Lynch Ryan C, Zelenetz Andrew D, Armitage James O, Carson Kenneth R
From the: Division of Hospital Medicine, Department of Medicine, Washington University School of Medicine, St. Louis, MO; Lymphoma Division, Memorial Sloan Kettering Cancer Center, New York, NY; Division of Oncology, Department of Medicine, University of Nebraska; Division of Oncology, Department of Medicine, Washington University School of Medicine; and Division of Hematology/Oncology, St. Louis VA Medical Center, St. Louis, MO.
Am Soc Clin Oncol Educ Book. 2014:e388-95. doi: 10.14694/EdBook_AM.2014.34.e388.
There is no international consensus on the optimal frequency or duration of computed tomography or positron emission tomography scanning for surveillance in patients who achieve complete remission after initial therapy for lymphoma. Although some clinical practice guidelines suggest periodic imaging is reasonable, others suggest little or no benefit to this practice. From a theoretical perspective, the frequency and duration of surveillance imaging is largely dependent upon the lymphoma subtype. Aggressive lymphomas with a fast growth rate will require surveillance more frequently and for a shorter duration compared to the indolent lymphomas. Historically, relapse has been detected in a majority of patients based upon clinically evident signs and symptoms. Currently, no study has demonstrated an overall survival difference for patients with relapse detected by imaging as opposed to clinical evaluation, although one study did demonstrate a lower second-line International Prognostic Index in patients with relapse detected by surveillance imaging. Enthusiasm for this finding has been tempered by recent studies highlighting the potential long-term risk of secondary malignancies because of ionizing radiation exposure from diagnostic imaging. These factors along with the significant costs associated with diagnostic imaging have contributed to an ongoing debate regarding the relative costs, risks, and benefits of radiographic surveillance. Herein we present perspectives for and against routine surveillance imaging in an effort to facilitate a better understanding of the issues relevant to what is ultimately a clinical decision made by an oncologist and his or her patient.
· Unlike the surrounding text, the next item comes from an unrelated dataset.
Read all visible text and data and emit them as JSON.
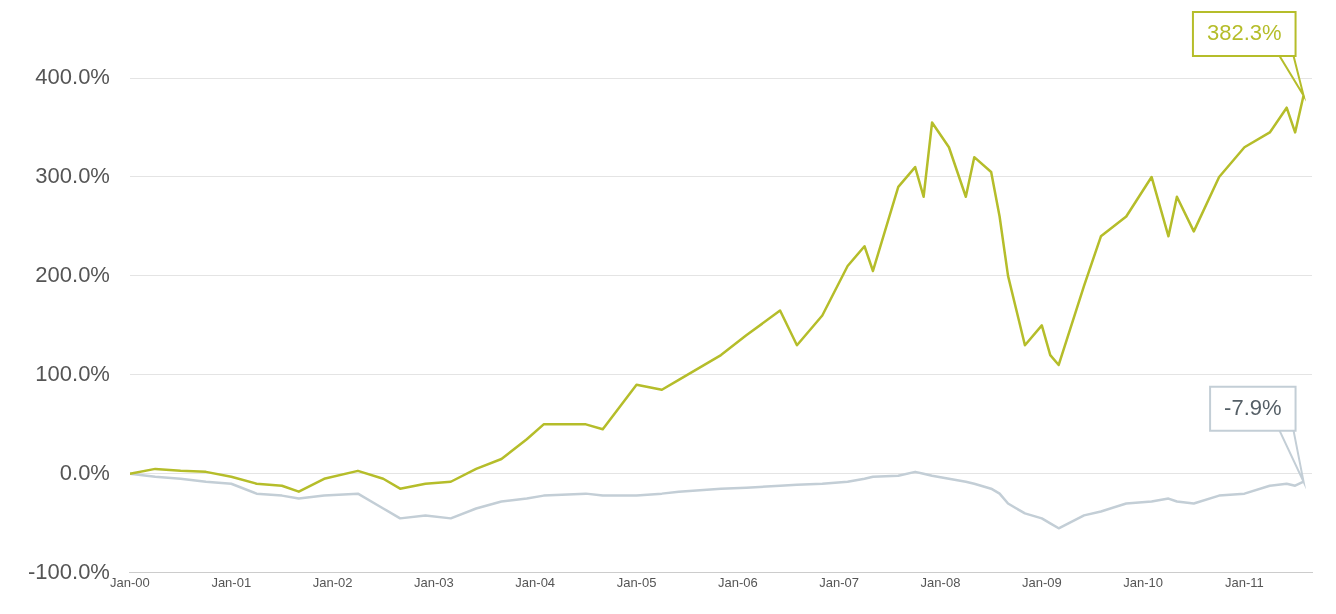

对于淋巴瘤初始治疗后达到完全缓解的患者,在进行计算机断层扫描(CT)或正电子发射断层扫描(PET)监测时,最佳的扫描频率或时长在国际上尚未达成共识。尽管一些临床实践指南表明定期成像较为合理,但其他指南则认为这种做法益处不大或几乎没有益处。从理论角度来看,监测成像的频率和时长在很大程度上取决于淋巴瘤的亚型。与惰性淋巴瘤相比,生长速度快的侵袭性淋巴瘤需要更频繁的监测且监测时长更短。从历史上看,大多数患者是基于明显的临床体征和症状被检测出复发的。目前,尚无研究表明通过成像检测到复发的患者与通过临床评估检测到复发的患者在总生存期上存在差异,尽管有一项研究确实表明,通过监测成像检测到复发的患者二线国际预后指数较低。由于诊断性成像的电离辐射暴露会带来继发性恶性肿瘤的潜在长期风险,近期的研究削弱了人们对这一发现的热情。这些因素以及与诊断性成像相关的高昂成本,引发了关于放射学监测的相对成本、风险和益处的持续争论。在此,我们提出支持和反对常规监测成像的观点,以便更好地理解与肿瘤学家及其患者最终做出的临床决策相关的问题。